Why Jason Collins' coming out is so meaningful
When I was in 20s, my queer friends and I had a phone tree. One of the most fun excuses to call was when a gay character would pop on TV. These were like rare birds or comets. There was a certain delight in seeing them, even when they were terribly written or acted, or when their ultimate effect was negative. For us, who rarely saw ourselves reflected in the flickering light of media ordinariness, seeing another member of our species in almost any circumstance was an affirmation that we existed, that we were, in fact, everywhere, however covertly.
I was thinking about those times again after reading Jason Collins’ moving coming out story in Sports Illustrated. We live at a time when queer people have never been more ubiquitous in media and out in the world. However unequal we may in fact be, we’ve never been more equal. But Collins' description of life in the NBA closet harkened back to a darker and lonelier time, a time when the stakes of being found out could be life-altering and devastating.
It reminded me too of those years when Martina Navratilova ruled the tennis world and we – gaggles of lesbians, including many like myself who weren’t particularly interested in tennis – would flock to see her perform.
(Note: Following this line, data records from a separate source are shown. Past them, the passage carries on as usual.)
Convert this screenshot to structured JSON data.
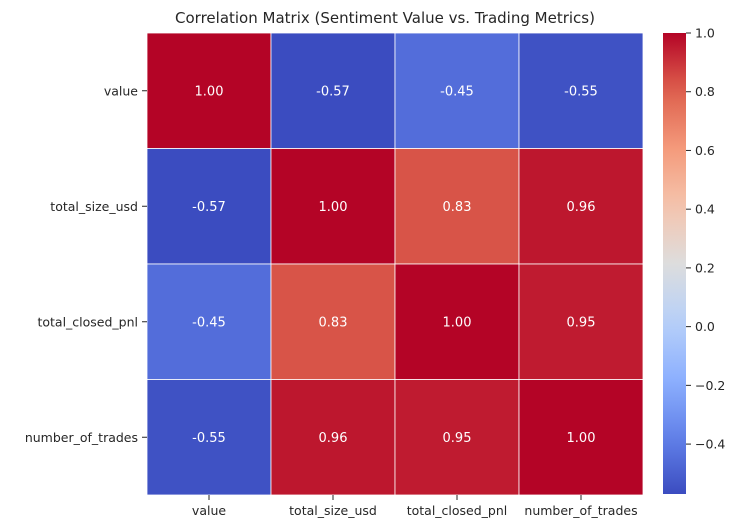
{
  "chart_data": {
    "type": "heatmap",
    "title": "Correlation Matrix (Sentiment Value vs. Trading Metrics)",
    "x_labels": [
      "value",
      "total_size_usd",
      "total_closed_pnl",
      "number_of_trades"
    ],
    "y_labels": [
      "value",
      "total_size_usd",
      "total_closed_pnl",
      "number_of_trades"
    ],
    "matrix": [
      [
        1.0,
        -0.57,
        -0.45,
        -0.55
      ],
      [
        -0.57,
        1.0,
        0.83,
        0.96
      ],
      [
        -0.45,
        0.83,
        1.0,
        0.95
      ],
      [
        -0.55,
        0.96,
        0.95,
        1.0
      ]
    ],
    "value_format_decimals": 2,
    "colormap": "coolwarm",
    "color_range": [
      -0.57,
      1.0
    ],
    "colorbar_ticks": [
      1.0,
      0.8,
      0.6,
      0.4,
      0.2,
      0.0,
      -0.2,
      -0.4
    ],
    "colorbar_tick_labels": [
      "1.0",
      "0.8",
      "0.6",
      "0.4",
      "0.2",
      "0.0",
      "−0.2",
      "−0.4"
    ],
    "cell_text_color": "#ffffff",
    "grid_line_color": "#ffffff"
  }
}
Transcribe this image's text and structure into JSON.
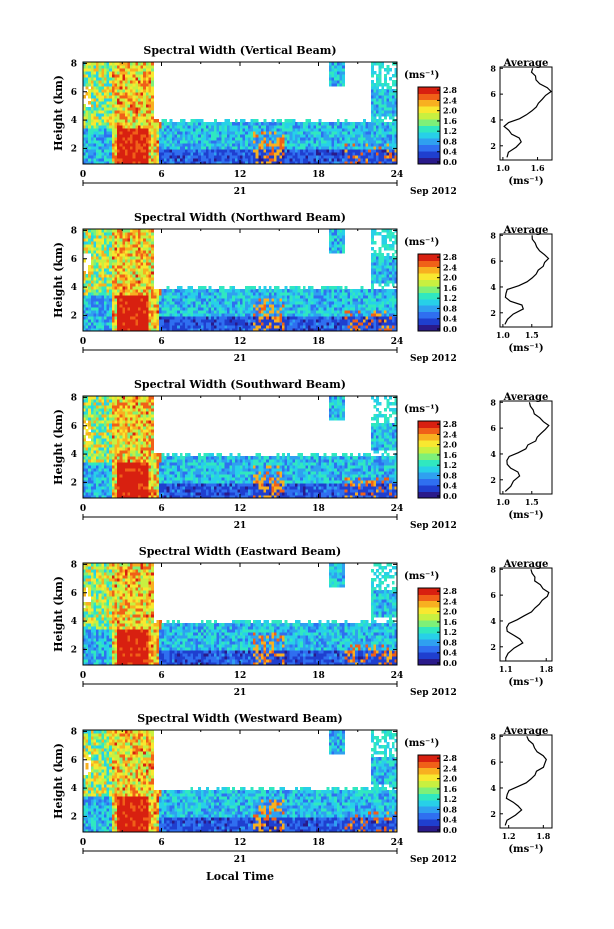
{
  "footer_label": "Local Time",
  "palette": [
    "#2a1a8a",
    "#1f3fcf",
    "#2f6ff0",
    "#2fa0f0",
    "#27d0e8",
    "#30e8c0",
    "#7ef078",
    "#c8f040",
    "#f8e830",
    "#f8b020",
    "#f06018",
    "#d82010"
  ],
  "chart_data": [
    {
      "type": "heatmap",
      "title": "Spectral Width (Vertical Beam)",
      "ylabel": "Height (km)",
      "yticks": [
        "2",
        "4",
        "6",
        "8"
      ],
      "ylim": [
        0.9,
        8.1
      ],
      "xticks": [
        "0",
        "6",
        "12",
        "18",
        "24"
      ],
      "xticks_minor": [
        "3",
        "9",
        "15",
        "21"
      ],
      "xlim": [
        0,
        24
      ],
      "date_day": "21",
      "date_month": "Sep 2012",
      "colorbar": {
        "unit": "(ms⁻¹)",
        "ticks": [
          "2.8",
          "2.4",
          "2.0",
          "1.6",
          "1.2",
          "0.8",
          "0.4",
          "0.0"
        ],
        "range": [
          0.0,
          3.0
        ]
      },
      "profile": {
        "title": "Average",
        "xlabel": "(ms⁻¹)",
        "xticks": [
          "1.0",
          "1.6"
        ],
        "xlim": [
          0.95,
          1.85
        ],
        "yticks": [
          "2",
          "4",
          "6",
          "8"
        ],
        "height": [
          1.1,
          1.5,
          1.9,
          2.3,
          2.6,
          2.9,
          3.2,
          3.5,
          3.8,
          4.1,
          4.4,
          4.7,
          5.0,
          5.3,
          5.6,
          5.9,
          6.2,
          6.5,
          6.8,
          7.1,
          7.4,
          7.7,
          8.0
        ],
        "width": [
          1.05,
          1.12,
          1.22,
          1.32,
          1.28,
          1.16,
          1.08,
          1.05,
          1.12,
          1.28,
          1.42,
          1.5,
          1.56,
          1.62,
          1.7,
          1.76,
          1.82,
          1.74,
          1.66,
          1.6,
          1.55,
          1.52,
          1.5
        ]
      }
    },
    {
      "type": "heatmap",
      "title": "Spectral Width (Northward Beam)",
      "ylabel": "Height (km)",
      "yticks": [
        "2",
        "4",
        "6",
        "8"
      ],
      "ylim": [
        0.9,
        8.1
      ],
      "xticks": [
        "0",
        "6",
        "12",
        "18",
        "24"
      ],
      "xticks_minor": [
        "3",
        "9",
        "15",
        "21"
      ],
      "xlim": [
        0,
        24
      ],
      "date_day": "21",
      "date_month": "Sep 2012",
      "colorbar": {
        "unit": "(ms⁻¹)",
        "ticks": [
          "2.8",
          "2.4",
          "2.0",
          "1.6",
          "1.2",
          "0.8",
          "0.4",
          "0.0"
        ],
        "range": [
          0.0,
          3.0
        ]
      },
      "profile": {
        "title": "Average",
        "xlabel": "(ms⁻¹)",
        "xticks": [
          "1.0",
          "1.5"
        ],
        "xlim": [
          0.95,
          1.85
        ],
        "yticks": [
          "2",
          "4",
          "6",
          "8"
        ],
        "height": [
          1.1,
          1.5,
          1.9,
          2.3,
          2.6,
          2.9,
          3.2,
          3.5,
          3.8,
          4.1,
          4.4,
          4.7,
          5.0,
          5.3,
          5.6,
          5.9,
          6.2,
          6.5,
          6.8,
          7.1,
          7.4,
          7.7,
          8.0
        ],
        "width": [
          1.04,
          1.1,
          1.2,
          1.34,
          1.3,
          1.15,
          1.07,
          1.04,
          1.1,
          1.26,
          1.4,
          1.48,
          1.55,
          1.62,
          1.68,
          1.74,
          1.8,
          1.72,
          1.64,
          1.58,
          1.54,
          1.5,
          1.48
        ]
      }
    },
    {
      "type": "heatmap",
      "title": "Spectral Width (Southward Beam)",
      "ylabel": "Height (km)",
      "yticks": [
        "2",
        "4",
        "6",
        "8"
      ],
      "ylim": [
        0.9,
        8.1
      ],
      "xticks": [
        "0",
        "6",
        "12",
        "18",
        "24"
      ],
      "xticks_minor": [
        "3",
        "9",
        "15",
        "21"
      ],
      "xlim": [
        0,
        24
      ],
      "date_day": "21",
      "date_month": "Sep 2012",
      "colorbar": {
        "unit": "(ms⁻¹)",
        "ticks": [
          "2.8",
          "2.4",
          "2.0",
          "1.6",
          "1.2",
          "0.8",
          "0.4",
          "0.0"
        ],
        "range": [
          0.0,
          3.0
        ]
      },
      "profile": {
        "title": "Average",
        "xlabel": "(ms⁻¹)",
        "xticks": [
          "1.0",
          "1.5"
        ],
        "xlim": [
          0.95,
          1.85
        ],
        "yticks": [
          "2",
          "4",
          "6",
          "8"
        ],
        "height": [
          1.1,
          1.5,
          1.9,
          2.3,
          2.6,
          2.9,
          3.2,
          3.5,
          3.8,
          4.1,
          4.4,
          4.7,
          5.0,
          5.3,
          5.6,
          5.9,
          6.2,
          6.5,
          6.8,
          7.1,
          7.4,
          7.7,
          8.0
        ],
        "width": [
          1.05,
          1.12,
          1.2,
          1.3,
          1.26,
          1.14,
          1.07,
          1.05,
          1.1,
          1.24,
          1.38,
          1.46,
          1.54,
          1.6,
          1.68,
          1.75,
          1.78,
          1.7,
          1.62,
          1.56,
          1.52,
          1.48,
          1.46
        ]
      }
    },
    {
      "type": "heatmap",
      "title": "Spectral Width (Eastward Beam)",
      "ylabel": "Height (km)",
      "yticks": [
        "2",
        "4",
        "6",
        "8"
      ],
      "ylim": [
        0.9,
        8.1
      ],
      "xticks": [
        "0",
        "6",
        "12",
        "18",
        "24"
      ],
      "xticks_minor": [
        "3",
        "9",
        "15",
        "21"
      ],
      "xlim": [
        0,
        24
      ],
      "date_day": "21",
      "date_month": "Sep 2012",
      "colorbar": {
        "unit": "(ms⁻¹)",
        "ticks": [
          "2.8",
          "2.4",
          "2.0",
          "1.6",
          "1.2",
          "0.8",
          "0.4",
          "0.0"
        ],
        "range": [
          0.0,
          3.0
        ]
      },
      "profile": {
        "title": "Average",
        "xlabel": "(ms⁻¹)",
        "xticks": [
          "1.1",
          "1.8"
        ],
        "xlim": [
          1.0,
          1.9
        ],
        "yticks": [
          "2",
          "4",
          "6",
          "8"
        ],
        "height": [
          1.1,
          1.5,
          1.9,
          2.3,
          2.6,
          2.9,
          3.2,
          3.5,
          3.8,
          4.1,
          4.4,
          4.7,
          5.0,
          5.3,
          5.6,
          5.9,
          6.2,
          6.5,
          6.8,
          7.1,
          7.4,
          7.7,
          8.0
        ],
        "width": [
          1.1,
          1.16,
          1.26,
          1.38,
          1.34,
          1.22,
          1.14,
          1.11,
          1.16,
          1.3,
          1.44,
          1.52,
          1.6,
          1.66,
          1.74,
          1.8,
          1.84,
          1.76,
          1.68,
          1.62,
          1.58,
          1.55,
          1.52
        ]
      }
    },
    {
      "type": "heatmap",
      "title": "Spectral Width (Westward Beam)",
      "ylabel": "Height (km)",
      "yticks": [
        "2",
        "4",
        "6",
        "8"
      ],
      "ylim": [
        0.9,
        8.1
      ],
      "xticks": [
        "0",
        "6",
        "12",
        "18",
        "24"
      ],
      "xticks_minor": [
        "3",
        "9",
        "15",
        "21"
      ],
      "xlim": [
        0,
        24
      ],
      "date_day": "21",
      "date_month": "Sep 2012",
      "colorbar": {
        "unit": "(ms⁻¹)",
        "ticks": [
          "2.8",
          "2.4",
          "2.0",
          "1.6",
          "1.2",
          "0.8",
          "0.4",
          "0.0"
        ],
        "range": [
          0.0,
          3.0
        ]
      },
      "profile": {
        "title": "Average",
        "xlabel": "(ms⁻¹)",
        "xticks": [
          "1.2",
          "1.8"
        ],
        "xlim": [
          1.05,
          1.95
        ],
        "yticks": [
          "2",
          "4",
          "6",
          "8"
        ],
        "height": [
          1.1,
          1.5,
          1.9,
          2.3,
          2.6,
          2.9,
          3.2,
          3.5,
          3.8,
          4.1,
          4.4,
          4.7,
          5.0,
          5.3,
          5.6,
          5.9,
          6.2,
          6.5,
          6.8,
          7.1,
          7.4,
          7.7,
          8.0
        ],
        "width": [
          1.12,
          1.18,
          1.3,
          1.42,
          1.38,
          1.26,
          1.18,
          1.15,
          1.2,
          1.34,
          1.48,
          1.56,
          1.64,
          1.7,
          1.78,
          1.84,
          1.86,
          1.78,
          1.7,
          1.64,
          1.6,
          1.56,
          1.54
        ]
      }
    }
  ]
}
Why did we go? Because one of us had reached a pinnacle, because it was important to support her. Especially important since Navratilova, one of the very first pro athletes ever to come out, was hounded by the media and actually brought to tears by the relentlessness inquisition and barbs.
That particular episode made a hero of her friend and rival, Chris Evert, the tennis golden girl she stole the crown from. Evert admonished everybody to leave her friend alone. Evert demonstrated the importance of allies with words, but there was something more significant in her actions: She draped her arm around Martina and showed queerness didn’t rub off.
And we, the gay gals in the stands, understood something else was at play too. With every inch that Martina won for herself, she was advancing the cause of tolerance. And every time Evert draped that arm over her shoulder, it was less extraordinary, less brave – precisely because it had been so brave that first time – and more and more a common sight at countless Grand Slams. It was weird not to see them together, so much had they become the norm. And, sure, because Martina was such a towering figure – because she reshaped and redefined women’s tennis – she was indisputable.
Navratilova wrote an accompanying piece to Collins’ in which she makes an important point: hers was an individual sport. She was either good enough or she wasn’t. No one could keep her off the court but herself. With Collins, in a team sport in which personnel decisions aren’t made by players, a prejudiced coach or owner could keep a player off the court. Jason Collins’ position was more precarious.
And yet Collins, deep in the closet, felt compelled to reach out with symbolic identification, a move so covert I’m not sure anyone outside his most immediate circle understood it. He wore 98 on his uniform, in honor of 1998, the year Matthew Shepard, a young gay man was murdered in horrific and inhumane fashion.
That may seem an odd choice for identification. Collins is a titan, Shepard like a baby bird. But it may say something about how vulnerable Collins has felt all his life. And, of course, what an incredibly important step his coming out is. And how important all the media, league and political support is. It's Chris Evert’s arm multiplied by thousands.
When I read through the reactions to Collins’ announcement and see the inevitable reader comment suggesting the revelation of sexual orientation shouldn’t be news, I agree. But until there are no Matthew Shepards, saying you’re anything but heteronormative is still an act of courage.
And the fact that Jason Collins – roommates with a Kennedy, earning more than $1 million a year, and possessing the physical powers to dispatch any street bully – was still afraid, means that, yes, it’s still news.